Several economists had warned that the ECB was likely to disappoint, noting that a resumption of bond purchases by the central bank would be easier to implement once Spain agreed to seek help from the EFSF--something Prime Minister Mariano Rajoy has been reluctant to do.
In a news conference in Madrid Thursday afternoon, Rajoy and Italian Prime Minister Mario Monti welcomed Draghi's remarks but gave no indication either country was ready to apply for help from the EFSF, news reports said.
Economists had also argued that a lack of faith in the efficacy of the ECB's bond-buying program and stiff opposition by Germany would prompt Draghi to attempt to lay groundwork for bolder action later. Read earlier story about Bundesbank opposition.
For his part, Draghi implied the operations envisioned by the ECB could be bolder than those undertaken through the bank's controversial Securities Market Program.
Draghi said the central bank and its various committees had yet to determine whether the program would be "unlimited or limited" or whether purchases of bonds would or wouldn't be sterilized by draining an offsetting amount of reserves from the financial system. A lack of sterilization could amount to a form of quantitative easing.

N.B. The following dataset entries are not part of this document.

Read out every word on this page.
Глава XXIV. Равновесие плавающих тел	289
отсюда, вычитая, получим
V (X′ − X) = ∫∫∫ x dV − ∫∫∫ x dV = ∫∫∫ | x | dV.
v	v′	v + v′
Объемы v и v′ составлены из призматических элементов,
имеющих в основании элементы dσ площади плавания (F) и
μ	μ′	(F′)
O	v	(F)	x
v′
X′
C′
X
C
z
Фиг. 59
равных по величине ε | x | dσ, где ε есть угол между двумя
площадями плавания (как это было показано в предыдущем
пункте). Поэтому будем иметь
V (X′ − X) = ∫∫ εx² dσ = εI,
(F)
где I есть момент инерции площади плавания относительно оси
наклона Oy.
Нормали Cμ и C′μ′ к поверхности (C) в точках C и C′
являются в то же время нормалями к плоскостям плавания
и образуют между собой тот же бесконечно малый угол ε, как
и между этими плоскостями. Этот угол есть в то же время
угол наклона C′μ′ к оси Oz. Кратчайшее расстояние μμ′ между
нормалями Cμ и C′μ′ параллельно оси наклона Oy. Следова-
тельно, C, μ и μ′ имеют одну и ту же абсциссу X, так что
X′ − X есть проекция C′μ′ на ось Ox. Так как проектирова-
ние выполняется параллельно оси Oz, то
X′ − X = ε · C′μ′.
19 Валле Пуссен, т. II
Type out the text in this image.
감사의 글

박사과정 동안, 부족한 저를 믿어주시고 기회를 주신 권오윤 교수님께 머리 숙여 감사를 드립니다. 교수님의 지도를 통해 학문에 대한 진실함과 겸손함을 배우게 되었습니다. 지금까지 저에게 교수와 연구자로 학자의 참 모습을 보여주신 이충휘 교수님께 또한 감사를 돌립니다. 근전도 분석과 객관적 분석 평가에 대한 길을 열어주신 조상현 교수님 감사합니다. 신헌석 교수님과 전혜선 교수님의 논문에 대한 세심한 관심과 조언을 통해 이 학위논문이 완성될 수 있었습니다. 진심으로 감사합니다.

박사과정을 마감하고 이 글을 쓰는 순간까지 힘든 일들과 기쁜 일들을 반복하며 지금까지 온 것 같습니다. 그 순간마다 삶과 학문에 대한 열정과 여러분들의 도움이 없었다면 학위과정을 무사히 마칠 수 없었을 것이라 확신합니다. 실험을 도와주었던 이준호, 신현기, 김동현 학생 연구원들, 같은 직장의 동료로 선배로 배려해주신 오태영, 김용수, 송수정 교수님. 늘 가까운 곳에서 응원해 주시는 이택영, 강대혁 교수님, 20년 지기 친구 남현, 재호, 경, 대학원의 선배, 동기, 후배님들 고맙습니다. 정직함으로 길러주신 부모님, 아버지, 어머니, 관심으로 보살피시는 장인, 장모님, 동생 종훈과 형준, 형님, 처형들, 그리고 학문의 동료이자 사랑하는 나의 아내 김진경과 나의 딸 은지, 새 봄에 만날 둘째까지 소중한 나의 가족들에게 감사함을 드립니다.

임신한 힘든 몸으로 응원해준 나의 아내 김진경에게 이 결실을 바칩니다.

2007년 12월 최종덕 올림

Bond purchases would be transparent, Draghi said, with the ECB announcing the size of the measures and the amount of each country's bonds it had purchased. Under the SMP, the bank reveals the amount of bonds bought, but offers no country-by-country breakdown.

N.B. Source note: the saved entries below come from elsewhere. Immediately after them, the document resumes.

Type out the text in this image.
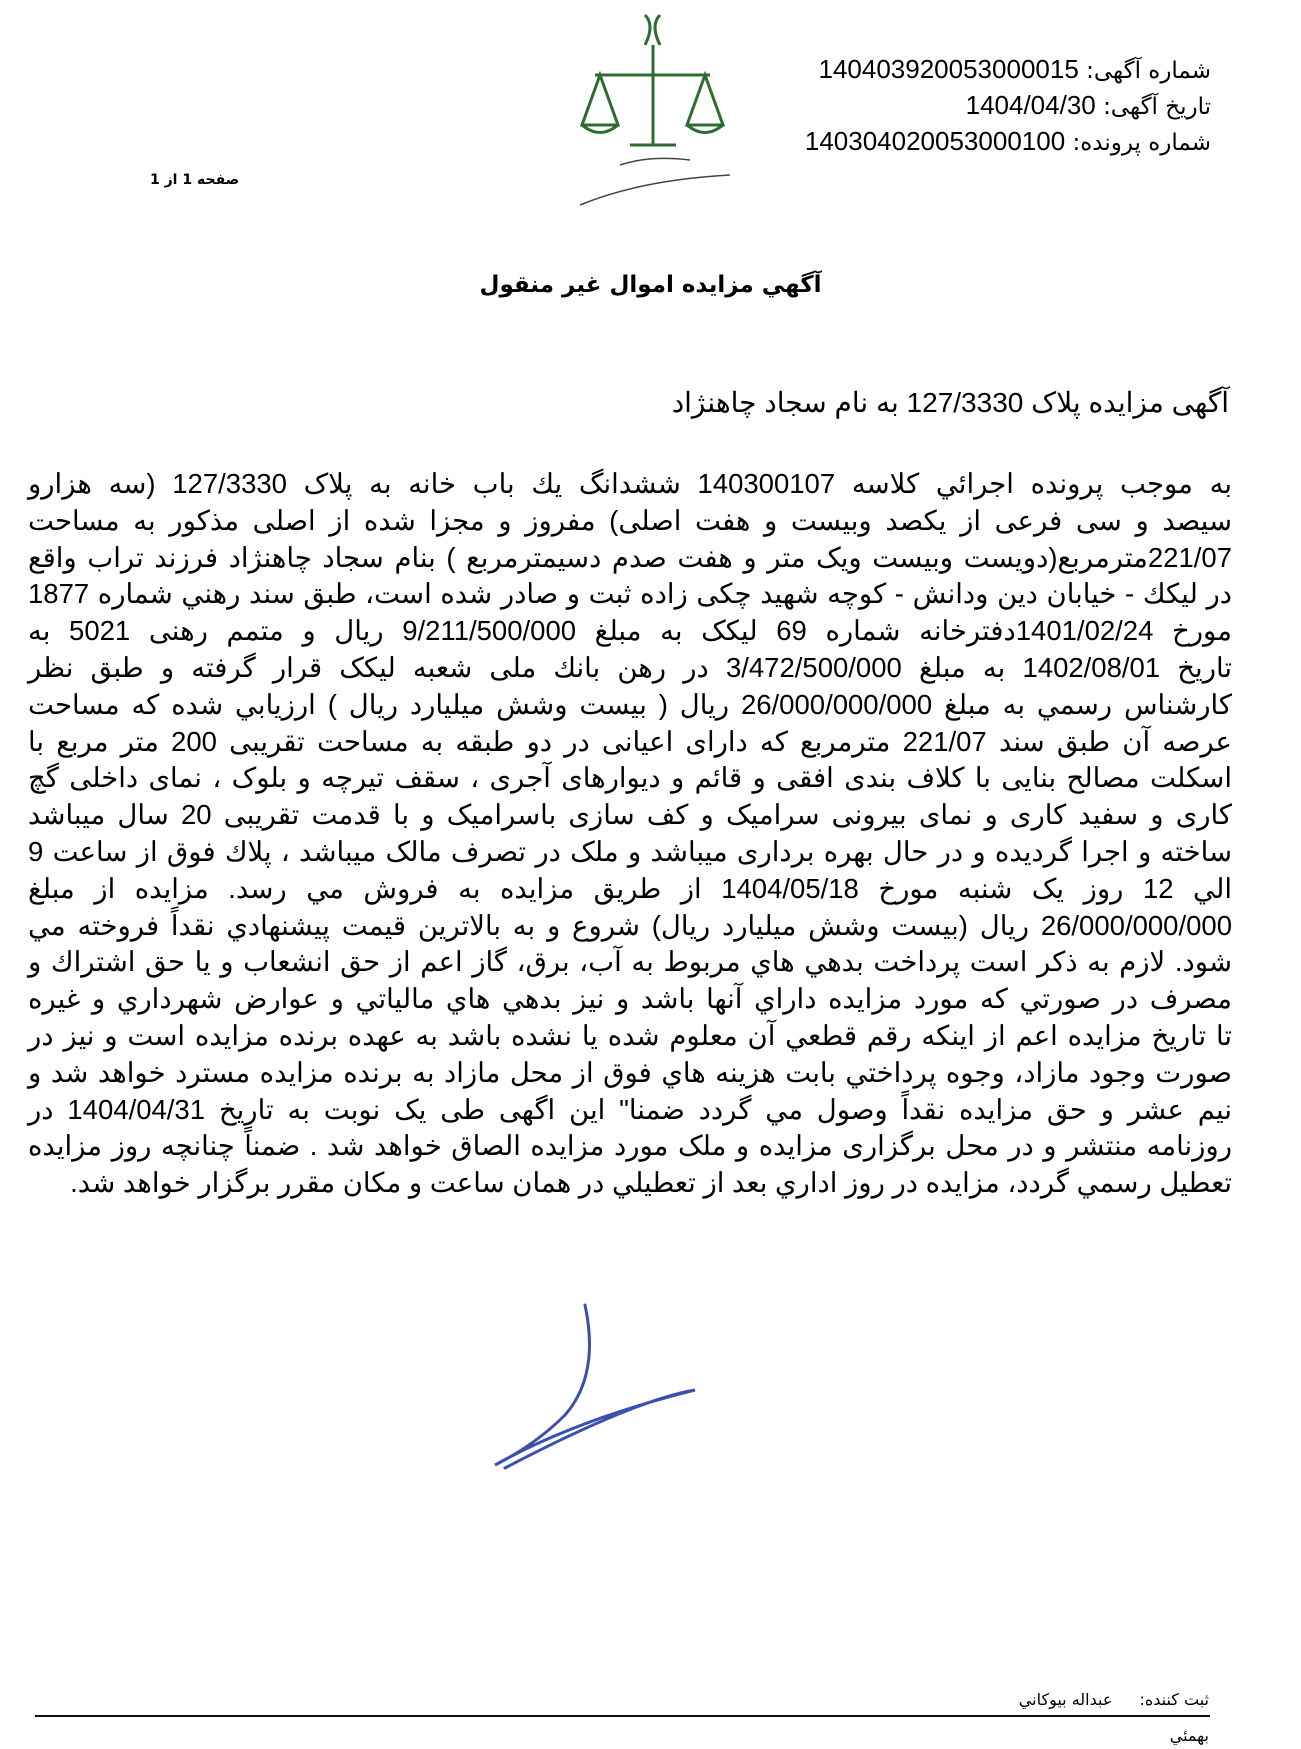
شماره آگهی: 140403920053000015
تاریخ آگهی: 1404/04/30
شماره پرونده: 140304020053000100
صفحه 1 از 1
آگهي مزايده اموال غير منقول
آگهی مزایده پلاک 127/3330 به نام سجاد چاهنژاد
به موجب پرونده اجرائي كلاسه 140300107 ششدانگ يك باب خانه به پلاک 127/3330 (سه هزارو
سیصد و سی فرعی از یکصد وبیست و هفت اصلی) مفروز و مجزا شده از اصلی مذکور به مساحت
221/07مترمربع(دویست وبیست ویک متر و هفت صدم دسیمترمربع ) بنام سجاد چاهنژاد فرزند تراب واقع
در لیکك - خیابان دین ودانش - کوچه شهید چکی زاده ثبت و صادر شده است، طبق سند رهني شماره 1877
مورخ 1401/02/24دفترخانه شماره 69 لیکک به مبلغ 9/211/500/000 ریال و متمم رهنی 5021 به
تاریخ 1402/08/01 به مبلغ 3/472/500/000 در رهن بانك ملی شعبه لیکک قرار گرفته و طبق نظر
كارشناس رسمي به مبلغ 26/000/000/000 ريال ( بیست وشش میلیارد ریال ) ارزيابي شده كه مساحت
عرصه آن طبق سند 221/07 مترمربع که دارای اعیانی در دو طبقه به مساحت تقریبی 200 متر مربع با
اسکلت مصالح بنایی با کلاف بندی افقی و قائم و دیوارهای آجری ، سقف تیرچه و بلوک ، نمای داخلی گچ
کاری و سفید کاری و نمای بیرونی سرامیک و کف سازی باسرامیک و با قدمت تقریبی 20 سال میباشد
ساخته و اجرا گردیده و در حال بهره برداری میباشد و ملک در تصرف مالک میباشد ، پلاك فوق از ساعت 9
الي 12 روز يک شنبه مورخ 1404/05/18 از طريق مزايده به فروش مي رسد. مزايده از مبلغ
26/000/000/000 ريال (بیست وشش میلیارد ریال) شروع و به بالاترين قيمت پيشنهادي نقداً فروخته مي
شود. لازم به ذكر است پرداخت بدهي هاي مربوط به آب، برق، گاز اعم از حق انشعاب و يا حق اشتراك و
مصرف در صورتي كه مورد مزايده داراي آنها باشد و نيز بدهي هاي مالياتي و عوارض شهرداري و غيره
تا تاريخ مزايده اعم از اينكه رقم قطعي آن معلوم شده يا نشده باشد به عهده برنده مزايده است و نيز در
صورت وجود مازاد، وجوه پرداختي بابت هزينه هاي فوق از محل مازاد به برنده مزايده مسترد خواهد شد و
نيم عشر و حق مزايده نقداً وصول مي گردد ضمنا" اين اگهی طی یک نوبت به تاریخ 1404/04/31 در
روزنامه منتشر و در محل برگزاری مزایده و ملک مورد مزایده الصاق خواهد شد . ضمناً چنانچه روز مزايده
تعطيل رسمي گردد، مزايده در روز اداري بعد از تعطيلي در همان ساعت و مكان مقرر برگزار خواهد شد.
ثبت كننده: عبداله بيوكاني
بهمئي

The program would also focus on the shorter end of the yield curve, since the objective is to restore the monetary policy transmission mechanism, he said.
Draghi said the ECB Governing Council would vote at a later date on a final plan. He said the measures outlined weren't voted on as a formal proposal Thursday, but noted that one member, presumably Bundesbank President Jens Weidmann, expressed reservations about bond purchases.
Draghi also said the central bank would address investor concerns over Bundesbank seniority if it returns to the bond market, but refused to offer any further details.
That is an issue because the European Central Bank's decision to not participate in the restructuring of Greek government debt raises fears that any future restructuring of Spanish government debt would see private bondholders subordinated once again, strategists said.
In other words, the more bonds the central bank buys, the bigger the hit that private bondholders would potentially take in the event of a restructuring.
Draghi again dismissed talk of issuing a banking license to the ESM.
Earlier, the Bank of England, as expected, said its Monetary Policy Committee voted to leave the key lending rate at a record low of 0.5%. The MPC also voted not to alter the plan initiated last month to increase the size of its stock of asset purchases to 375 billion pounds ($583 billion) from £325 billion.
The central bank, which raised the size of its asset-buying program by 50 billion pounds last month, said it expects purchases to take another three months to complete. "The scale of the program will be kept under review," the bank said. Minutes of the August policy meeting will be released on Aug. 15.
The bank's Funding for Lending program, aimed at boosting bank lending to the real economy, just got under way. Economists said the Bank of England is likely to want to see the current bond purchases run their course and to gauge the impact of the new lending program before taking additional steps.
"We do not expect any further policy changes until the November MPC meeting at the earliest. Even then, we suspect it would be an expansion of QE over an interest-rate cut," said James Knightley, economist at ING.
The British pound (GBPUSD) traded at $1.5504, down 0.3% on the U.S. currency unit, and off slightly from around $1.5555 just ahead of the announcement.